O artigo é a análise mais abrangente e atualizada do orçamento global de carbono, destacaram os autores, em uma coletiva de imprensa on-line. Formulado na Conferência do Clima de 2009, a COP15, o Acordo de Paris visa limitar o aquecimento do planeta bem abaixo (termo usado no documento) de 2ºC, chegando preferencialmente a 1,5ºC, com base nos níveis pré-industriais. Diversos estudos científicos demonstram que, ao ultrapassar essas marcas, a Terra ficará sujeita a um colapso ambiental.
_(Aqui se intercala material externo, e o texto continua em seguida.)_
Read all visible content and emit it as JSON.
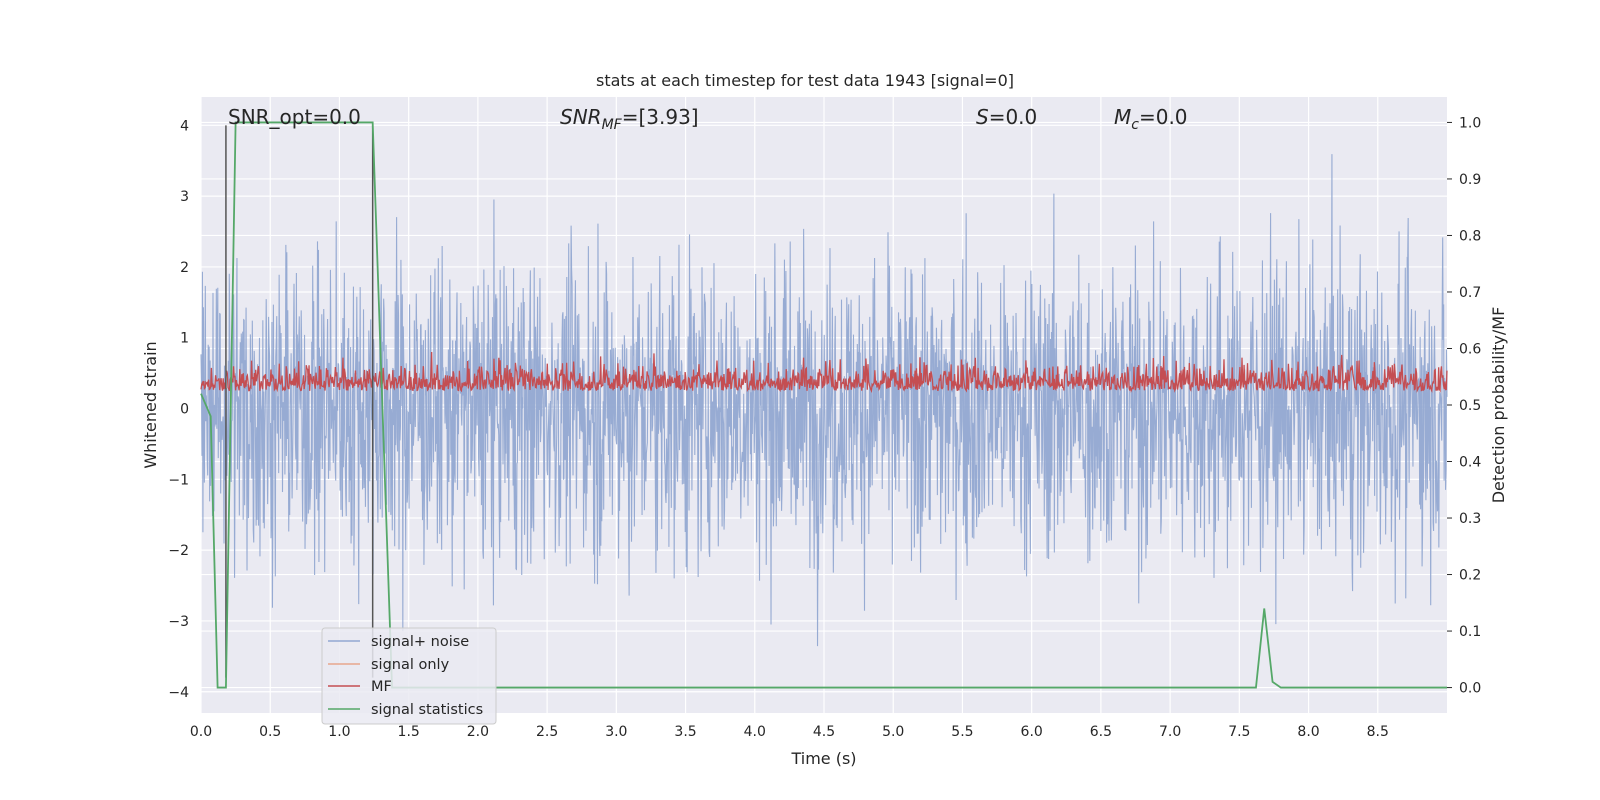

Os cientistas usaram dados atualizados e uma modelagem climática aperfeiçoada, comparada a estimativas recentes, para calcular o quanto de gases de efeito estufa pode ser lançado para cumprir a meta de Paris. Eles descobriram que é muito pouco: menos de 250 bilhões de toneladas. Em 2022, foram emitidos 40 bilhões, o que significa um esgotamento ainda em 2029.

Progressos

"Nossa descoberta confirma o que já sabemos — não estamos fazendo o suficiente para manter o aquecimento abaixo de 1,5°C", destacou, na entrevista, Robin Lamboll, pesquisador do Centro de Política Ambiental do Imperial College London e principal autor do estudo. "As estimativas apontam para menos de uma década de emissões nos níveis atuais. A falta de progressos na redução das emissões significa que podemos ter cada vez mais certeza de que a janela para manter o aquecimento em níveis seguros está se fechando rapidamente."

Joeri Rogelj, professor de Ciência e Política Climática no Centro de Política Ambiental do Imperial College London, disse que a atualização do orçamento de carbono é totalmente consistente com o mais recente Relatório Climático do Painel Intergovernamental das Nações Unidas (IPCC-ONU). "Produzido em 2021, o documento destacava uma chance em três de que a quantidade disponível para emissões chegasse ao nível detectado agora", destacou.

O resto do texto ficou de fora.